Women and gender studies professor Rose Weitz said the growing "sugar babies" trend indicates gender relations as much as it does the current economic situation.

She said sugar babies are making a considered choice based on the fact that there aren’t many ways of obtaining reasonable income for a reasonable outlay of time. However, she said they should consider the after effects of being engaged in a “form of sex work.”

“Once you’re used to earning $200 an hour, it's hard to focus the mind on doing volunteer work for free or working as a nurse for $20 an hour, or even working as an accountant for $40 an hour,” she said.

Weitz said many of these women rarely consider the stigma that can follow them when they are ready to move on with their lives.

“You fall in love with somebody, or you meet someone and you are really attracted, but at what point do you tell them, ‘Oh by the way, I paid for college by being a sugar baby’?” Weitz said.


Perilous or Profitable and What Lies Ahead?

Kelsey said she is currently seeing someone her age, and he does not have a problem with her trying to enter an arrangement with a sugar daddy.

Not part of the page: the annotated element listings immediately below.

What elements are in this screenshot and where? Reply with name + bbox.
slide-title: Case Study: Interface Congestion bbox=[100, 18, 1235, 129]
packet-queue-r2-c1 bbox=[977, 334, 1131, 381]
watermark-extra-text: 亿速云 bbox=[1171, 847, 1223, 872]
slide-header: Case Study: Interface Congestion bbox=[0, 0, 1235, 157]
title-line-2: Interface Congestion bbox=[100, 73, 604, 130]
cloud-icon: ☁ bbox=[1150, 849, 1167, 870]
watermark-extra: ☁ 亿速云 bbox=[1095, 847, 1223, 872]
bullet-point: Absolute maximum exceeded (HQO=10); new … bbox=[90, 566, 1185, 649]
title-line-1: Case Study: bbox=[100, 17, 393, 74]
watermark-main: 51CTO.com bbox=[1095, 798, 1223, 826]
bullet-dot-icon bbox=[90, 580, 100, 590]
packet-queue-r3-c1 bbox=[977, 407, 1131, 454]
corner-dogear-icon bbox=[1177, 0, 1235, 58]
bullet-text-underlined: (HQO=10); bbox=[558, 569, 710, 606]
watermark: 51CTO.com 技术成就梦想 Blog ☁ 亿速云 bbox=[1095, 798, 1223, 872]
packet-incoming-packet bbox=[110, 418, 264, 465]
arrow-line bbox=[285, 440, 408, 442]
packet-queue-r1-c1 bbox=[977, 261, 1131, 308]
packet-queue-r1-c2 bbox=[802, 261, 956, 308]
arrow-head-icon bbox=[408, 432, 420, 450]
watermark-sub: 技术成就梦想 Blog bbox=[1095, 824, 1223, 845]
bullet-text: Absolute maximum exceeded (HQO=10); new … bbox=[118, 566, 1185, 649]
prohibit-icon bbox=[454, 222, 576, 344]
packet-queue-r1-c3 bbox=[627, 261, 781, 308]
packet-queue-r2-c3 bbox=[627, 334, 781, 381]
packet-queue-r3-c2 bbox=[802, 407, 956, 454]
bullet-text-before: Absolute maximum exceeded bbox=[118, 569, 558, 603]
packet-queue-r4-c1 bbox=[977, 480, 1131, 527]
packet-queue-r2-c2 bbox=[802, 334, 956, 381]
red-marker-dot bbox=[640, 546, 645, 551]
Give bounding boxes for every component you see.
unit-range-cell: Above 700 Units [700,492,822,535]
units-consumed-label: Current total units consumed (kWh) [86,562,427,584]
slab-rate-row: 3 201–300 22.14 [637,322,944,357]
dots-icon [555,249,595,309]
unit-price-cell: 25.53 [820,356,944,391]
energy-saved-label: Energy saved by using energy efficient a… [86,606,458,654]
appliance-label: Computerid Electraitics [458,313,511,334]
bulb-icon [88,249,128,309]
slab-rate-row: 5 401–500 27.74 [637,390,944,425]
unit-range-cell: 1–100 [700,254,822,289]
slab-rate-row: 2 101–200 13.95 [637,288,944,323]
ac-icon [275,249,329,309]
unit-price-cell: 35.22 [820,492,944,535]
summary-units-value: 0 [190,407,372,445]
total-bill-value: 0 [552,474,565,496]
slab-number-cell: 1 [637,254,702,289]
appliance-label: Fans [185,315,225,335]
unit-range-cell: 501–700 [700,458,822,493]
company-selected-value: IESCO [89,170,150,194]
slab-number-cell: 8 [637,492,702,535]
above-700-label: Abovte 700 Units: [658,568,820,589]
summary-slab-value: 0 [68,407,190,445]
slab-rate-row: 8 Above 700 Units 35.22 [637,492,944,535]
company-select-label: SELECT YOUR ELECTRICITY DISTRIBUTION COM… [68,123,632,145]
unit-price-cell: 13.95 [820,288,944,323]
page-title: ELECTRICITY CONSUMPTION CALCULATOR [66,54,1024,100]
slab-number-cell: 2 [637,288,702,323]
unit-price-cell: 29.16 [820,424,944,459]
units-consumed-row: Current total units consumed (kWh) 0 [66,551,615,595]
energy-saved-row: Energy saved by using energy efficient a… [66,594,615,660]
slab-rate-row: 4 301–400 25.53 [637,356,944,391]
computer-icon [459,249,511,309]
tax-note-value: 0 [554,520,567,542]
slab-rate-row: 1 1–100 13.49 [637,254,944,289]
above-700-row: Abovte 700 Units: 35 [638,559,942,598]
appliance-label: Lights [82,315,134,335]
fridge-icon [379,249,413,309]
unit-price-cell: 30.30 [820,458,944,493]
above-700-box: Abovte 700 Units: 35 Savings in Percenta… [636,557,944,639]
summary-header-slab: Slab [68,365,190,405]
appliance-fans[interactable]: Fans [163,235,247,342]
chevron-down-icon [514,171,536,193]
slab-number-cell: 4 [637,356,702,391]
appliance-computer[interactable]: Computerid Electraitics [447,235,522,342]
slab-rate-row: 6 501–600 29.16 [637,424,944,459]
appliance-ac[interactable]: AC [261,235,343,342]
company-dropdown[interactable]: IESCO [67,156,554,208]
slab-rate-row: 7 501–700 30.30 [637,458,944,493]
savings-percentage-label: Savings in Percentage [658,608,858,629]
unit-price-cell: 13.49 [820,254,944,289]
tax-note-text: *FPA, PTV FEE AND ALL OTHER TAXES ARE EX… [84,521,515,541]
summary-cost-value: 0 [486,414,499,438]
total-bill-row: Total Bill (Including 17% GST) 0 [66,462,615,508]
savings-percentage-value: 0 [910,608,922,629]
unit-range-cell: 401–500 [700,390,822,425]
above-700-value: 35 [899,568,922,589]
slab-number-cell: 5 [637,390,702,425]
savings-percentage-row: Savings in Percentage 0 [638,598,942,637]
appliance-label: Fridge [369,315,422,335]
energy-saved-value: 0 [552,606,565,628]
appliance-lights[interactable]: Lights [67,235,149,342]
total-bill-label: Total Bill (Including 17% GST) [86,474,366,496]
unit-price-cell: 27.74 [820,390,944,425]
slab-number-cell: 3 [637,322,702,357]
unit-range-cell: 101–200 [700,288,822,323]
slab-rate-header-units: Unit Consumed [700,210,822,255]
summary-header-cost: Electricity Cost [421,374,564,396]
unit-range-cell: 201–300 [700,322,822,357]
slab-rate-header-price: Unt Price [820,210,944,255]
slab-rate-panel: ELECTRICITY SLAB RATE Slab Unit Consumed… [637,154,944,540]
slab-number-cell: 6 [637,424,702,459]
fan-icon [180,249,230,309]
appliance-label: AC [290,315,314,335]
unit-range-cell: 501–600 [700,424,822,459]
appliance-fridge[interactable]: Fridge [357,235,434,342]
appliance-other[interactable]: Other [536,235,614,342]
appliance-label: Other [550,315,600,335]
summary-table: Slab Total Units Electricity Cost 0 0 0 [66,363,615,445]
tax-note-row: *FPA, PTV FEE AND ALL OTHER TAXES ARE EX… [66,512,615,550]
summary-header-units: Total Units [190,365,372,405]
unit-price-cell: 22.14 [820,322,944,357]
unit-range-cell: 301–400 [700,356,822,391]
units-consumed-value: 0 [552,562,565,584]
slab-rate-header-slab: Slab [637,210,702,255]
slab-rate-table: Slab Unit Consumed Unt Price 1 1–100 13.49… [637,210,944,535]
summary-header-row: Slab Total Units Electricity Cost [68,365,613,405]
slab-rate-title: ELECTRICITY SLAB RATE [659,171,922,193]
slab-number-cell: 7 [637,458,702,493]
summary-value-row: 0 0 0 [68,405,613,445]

She said she keeps this relationship a secret from prospective sugar daddies, but one of her more ambitious admirers found out via Twitter a day before she was supposed to fly to Florida to meet him.

She posted something about the man who is her age and it ended with #inlove, she said.

“(The sugar daddy) freaked out on me and went bat sh-t crazy and was just like, ‘Oh, you’re playing me,’” Kelsey said. “I was like, ‘No I am a young girl, I post stupid sh-t online.’ … Like, get over it.”

She told the sugar daddy she did not feel safe coming to Florida anymore.

Jacob said many sugar babies graduate with little to no debt, money in their bank accounts and connections to business professionals gained through their relationships with their sugar daddies.

And though many people may compare it to prostitution, there is a marked difference, Jacob said.

“Sugar daddies are looking to cultivate the women they have invested in,” she said. “This isn’t like prostitution, which is kind of like a wham-bam-thank-you-ma’am. Here, it is about the relationship and about the connection. … It’s a lifestyle.”

Because of her relationship, Heather has met several attorneys who have already offered her internships at their firms, she said.

She and her sugar daddy have agreed to continue their relationship for the foreseeable future, at least until she graduates, Heather said.

“He’s looking for something in the flesh now, and I happen to be it,” she said.

However, Heather said they both agree that their relationship has an expiration date.

“I am looking to eventually get married, and he is not,” she said, “so this is a way to satisfy my needs for intimacy and companionship for now.”

Heather’s sugar daddy declined to comment.

Kelsey said she looks forward to having a successful, college-educated confidante in her life since no one in her family has gone to college.

She said she would not have sex or do what a man says just because he “flashes a bunch of money at (her),” but when she finds the right sugar daddy, there will be chemistry and true attraction.

“They kind of work like normal relationships,” she said. “It's just I get, like, a monthly allowance.”

However, Kelsey said she will not do this forever and will probably stop once she graduates college and gets a steady job and source of income.

“Down the line, I will tell my mom,” she said, “after it is a few years behind me.”